The bride and groom arranged for a private ferry to pickup their friends and family at the Harbourfront Centre in the downtown core. The ferry travelled across the lake to and landed directly at the ceremony space in the back of the Algonquin Island Association’s grounds. I took the trip with along with my 35mm Leica camera and took in the fresh air and beautiful sight of the Toronto Skyline as it faded in the distance. I snapped a few frames on the roll of film in my camera and next thing I knew we were arriving at Toronto Island for the ceremony.
As the ceremony took place the sun began to break through the clouds lighting up the bride and groom as they said their vows in front of their guests and the blooming Toronto skyline in the background. The Algonquin Island Association Clubhouse was minimally decorated and the aesthetic remained vintage and nostalgic, just like a childhood summer camp with your best-friends from down the street.

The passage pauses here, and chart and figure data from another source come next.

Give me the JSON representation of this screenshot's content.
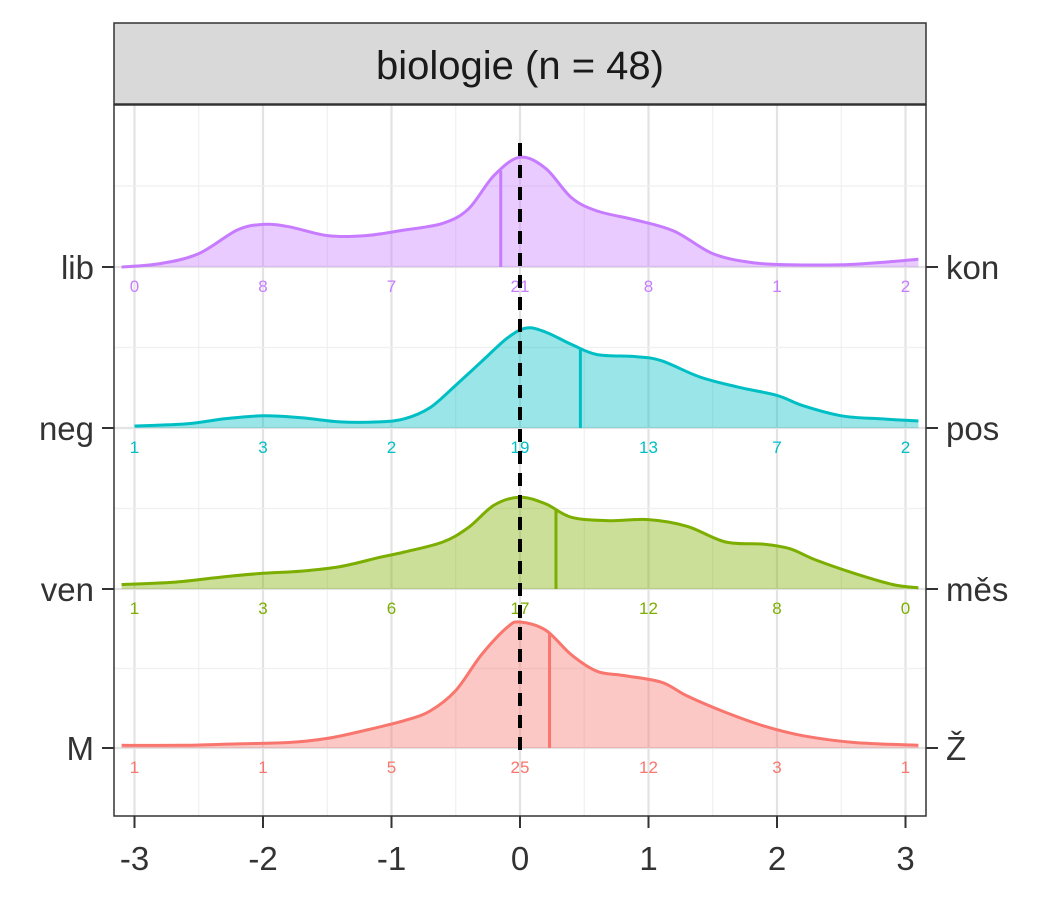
{
  "chart_data": {
    "type": "ridgeline-density",
    "title": "biologie (n = 48)",
    "xlim": [
      -3.1,
      3.1
    ],
    "x_ticks": [
      -3,
      -2,
      -1,
      0,
      1,
      2,
      3
    ],
    "x_tick_labels": [
      "-3",
      "-2",
      "-1",
      "0",
      "1",
      "2",
      "3"
    ],
    "reference_line": {
      "x": 0,
      "style": "dashed"
    },
    "grid": true,
    "series": [
      {
        "left_label": "lib",
        "right_label": "kon",
        "color": "#C77CFF",
        "mean": -0.15,
        "count_x": [
          -3,
          -2,
          -1,
          0,
          1,
          2,
          3
        ],
        "counts": [
          "0",
          "8",
          "7",
          "21",
          "8",
          "1",
          "2"
        ],
        "density": [
          [
            -3.1,
            0.0
          ],
          [
            -2.8,
            0.03
          ],
          [
            -2.5,
            0.12
          ],
          [
            -2.2,
            0.33
          ],
          [
            -2.0,
            0.38
          ],
          [
            -1.8,
            0.36
          ],
          [
            -1.5,
            0.28
          ],
          [
            -1.2,
            0.28
          ],
          [
            -0.9,
            0.33
          ],
          [
            -0.6,
            0.39
          ],
          [
            -0.4,
            0.52
          ],
          [
            -0.2,
            0.82
          ],
          [
            0.0,
            0.98
          ],
          [
            0.2,
            0.88
          ],
          [
            0.4,
            0.62
          ],
          [
            0.6,
            0.5
          ],
          [
            0.9,
            0.42
          ],
          [
            1.2,
            0.32
          ],
          [
            1.5,
            0.12
          ],
          [
            1.8,
            0.04
          ],
          [
            2.1,
            0.02
          ],
          [
            2.5,
            0.02
          ],
          [
            2.8,
            0.04
          ],
          [
            3.1,
            0.07
          ]
        ]
      },
      {
        "left_label": "neg",
        "right_label": "pos",
        "color": "#00BFC4",
        "mean": 0.47,
        "count_x": [
          -3,
          -2,
          -1,
          0,
          1,
          2,
          3
        ],
        "counts": [
          "1",
          "3",
          "2",
          "19",
          "13",
          "7",
          "2"
        ],
        "density": [
          [
            -3.0,
            0.02
          ],
          [
            -2.6,
            0.04
          ],
          [
            -2.3,
            0.09
          ],
          [
            -2.0,
            0.12
          ],
          [
            -1.7,
            0.1
          ],
          [
            -1.4,
            0.06
          ],
          [
            -1.1,
            0.06
          ],
          [
            -0.9,
            0.09
          ],
          [
            -0.7,
            0.2
          ],
          [
            -0.5,
            0.42
          ],
          [
            -0.3,
            0.65
          ],
          [
            -0.1,
            0.88
          ],
          [
            0.05,
            0.98
          ],
          [
            0.2,
            0.94
          ],
          [
            0.4,
            0.82
          ],
          [
            0.6,
            0.72
          ],
          [
            0.9,
            0.7
          ],
          [
            1.1,
            0.66
          ],
          [
            1.4,
            0.5
          ],
          [
            1.7,
            0.4
          ],
          [
            2.0,
            0.32
          ],
          [
            2.2,
            0.22
          ],
          [
            2.5,
            0.12
          ],
          [
            2.8,
            0.09
          ],
          [
            3.1,
            0.07
          ]
        ]
      },
      {
        "left_label": "ven",
        "right_label": "měs",
        "color": "#7CAE00",
        "mean": 0.28,
        "count_x": [
          -3,
          -2,
          -1,
          0,
          1,
          2,
          3
        ],
        "counts": [
          "1",
          "3",
          "6",
          "17",
          "12",
          "8",
          "0"
        ],
        "density": [
          [
            -3.1,
            0.04
          ],
          [
            -2.7,
            0.06
          ],
          [
            -2.3,
            0.11
          ],
          [
            -2.0,
            0.14
          ],
          [
            -1.7,
            0.16
          ],
          [
            -1.4,
            0.2
          ],
          [
            -1.1,
            0.28
          ],
          [
            -0.9,
            0.33
          ],
          [
            -0.6,
            0.42
          ],
          [
            -0.4,
            0.55
          ],
          [
            -0.2,
            0.75
          ],
          [
            0.0,
            0.82
          ],
          [
            0.2,
            0.76
          ],
          [
            0.4,
            0.64
          ],
          [
            0.7,
            0.61
          ],
          [
            1.0,
            0.62
          ],
          [
            1.3,
            0.56
          ],
          [
            1.6,
            0.42
          ],
          [
            1.9,
            0.4
          ],
          [
            2.1,
            0.36
          ],
          [
            2.3,
            0.26
          ],
          [
            2.6,
            0.14
          ],
          [
            2.9,
            0.04
          ],
          [
            3.1,
            0.01
          ]
        ]
      },
      {
        "left_label": "M",
        "right_label": "Ž",
        "color": "#F8766D",
        "mean": 0.23,
        "count_x": [
          -3,
          -2,
          -1,
          0,
          1,
          2,
          3
        ],
        "counts": [
          "1",
          "1",
          "5",
          "25",
          "12",
          "3",
          "1"
        ],
        "density": [
          [
            -3.1,
            0.02
          ],
          [
            -2.6,
            0.02
          ],
          [
            -2.2,
            0.03
          ],
          [
            -1.8,
            0.04
          ],
          [
            -1.5,
            0.07
          ],
          [
            -1.2,
            0.13
          ],
          [
            -0.9,
            0.2
          ],
          [
            -0.7,
            0.27
          ],
          [
            -0.5,
            0.42
          ],
          [
            -0.3,
            0.68
          ],
          [
            -0.1,
            0.88
          ],
          [
            0.0,
            0.92
          ],
          [
            0.2,
            0.86
          ],
          [
            0.4,
            0.68
          ],
          [
            0.6,
            0.56
          ],
          [
            0.8,
            0.53
          ],
          [
            1.1,
            0.48
          ],
          [
            1.3,
            0.38
          ],
          [
            1.6,
            0.26
          ],
          [
            1.9,
            0.16
          ],
          [
            2.2,
            0.09
          ],
          [
            2.6,
            0.04
          ],
          [
            3.1,
            0.02
          ]
        ]
      }
    ]
  }
}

The evening progressed with good food and heartfelt speeches before everyone hit the dance floor (hard) to celebrate the bride and groom. No amount of humidity was going to stop this group as they partied (and marched) harder than any group I’ve ever photographed.
The moment the evening struck, there was an incoming rainstorm that created the deepest blue sky behind the Toronto skyline. I noticed Peter run outside with his phone to snap a photo and just stand there for a few moments as the rain fell on him and he looked on to the natural beauty unfolding before him. I noticed this on a few occasions throughout the entire day where both Peter and Beatrice were lost in the moment, whether it was with each other or a friend, they made it an intention to absorb the fleeting moments of their wedding day. There’s something beautifully powerful about seeing people really live their life especially in such significant moments. To be privileged enough to capture profound beauty like that is something I honestly cherish, and something I’m beyond thankful for as a wedding photographer.